People demonstrate in support of Palestinians during an Oct. 14 rally in Dearborn, Michigan. Photo by Jeff Kowlalsky/AFP via Getty Images

A watershed moment

Amen and others cited two reasons why there is greater emotion and mobilization around this turning point in more than 70 years of conflict.

One big reason is technology.

“Now you have first- and second- and third-generation Arabs who are more aware, more educated and enlightened. They have access to information more than other immigrants [before],” she said.

As a child, she added, immigrant families’ views on their homelands were shaped by perspectives in Western media, which she said could often be narrow and biased, and were often the only source of information.

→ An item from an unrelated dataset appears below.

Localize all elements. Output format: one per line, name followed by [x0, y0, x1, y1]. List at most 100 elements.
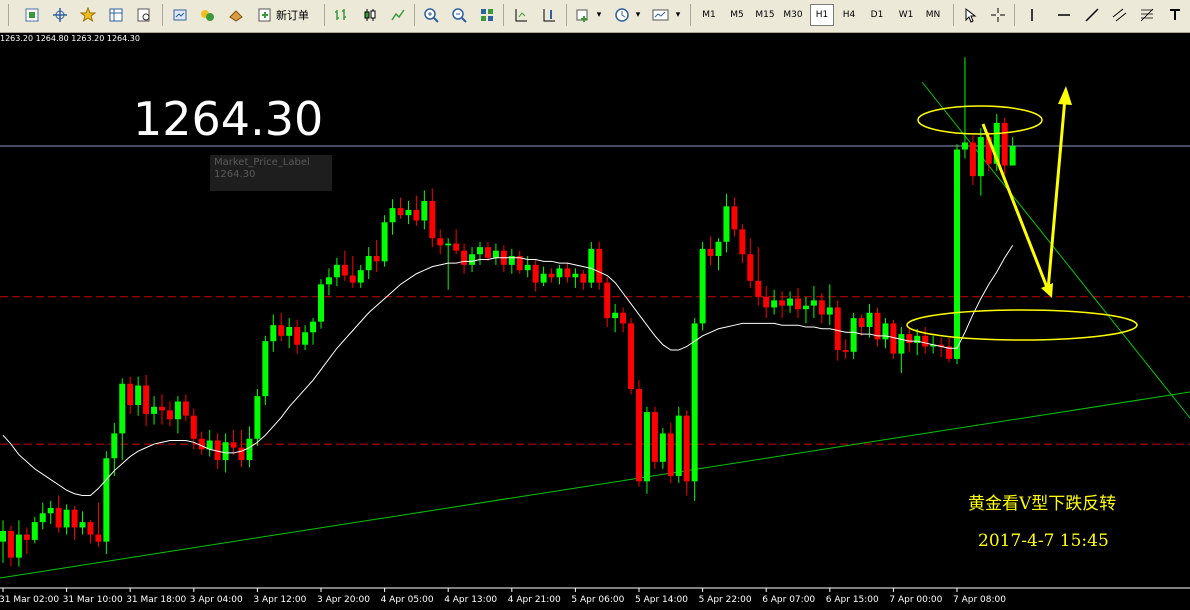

Now, she marvels at how younger residents can access news from across the world “from their fingertips.”

“I don’t think I ever heard myself saying, ‘I never thought TikTok would give me the reality of what’s going on in the world,’” she said with a slight laugh.

The second is numbers. There are more Arab Americans living in Metro Detroit now than just those living in Dearborn.

“We’re seeing the outrage from multiple communities in the area who are speaking out. They are more cognizant and aware of policies that impact our communities,” she said. “You get to a point that one [group of] people can have their say and another cannot, yet we’re all under the banner of America and being American citizens.”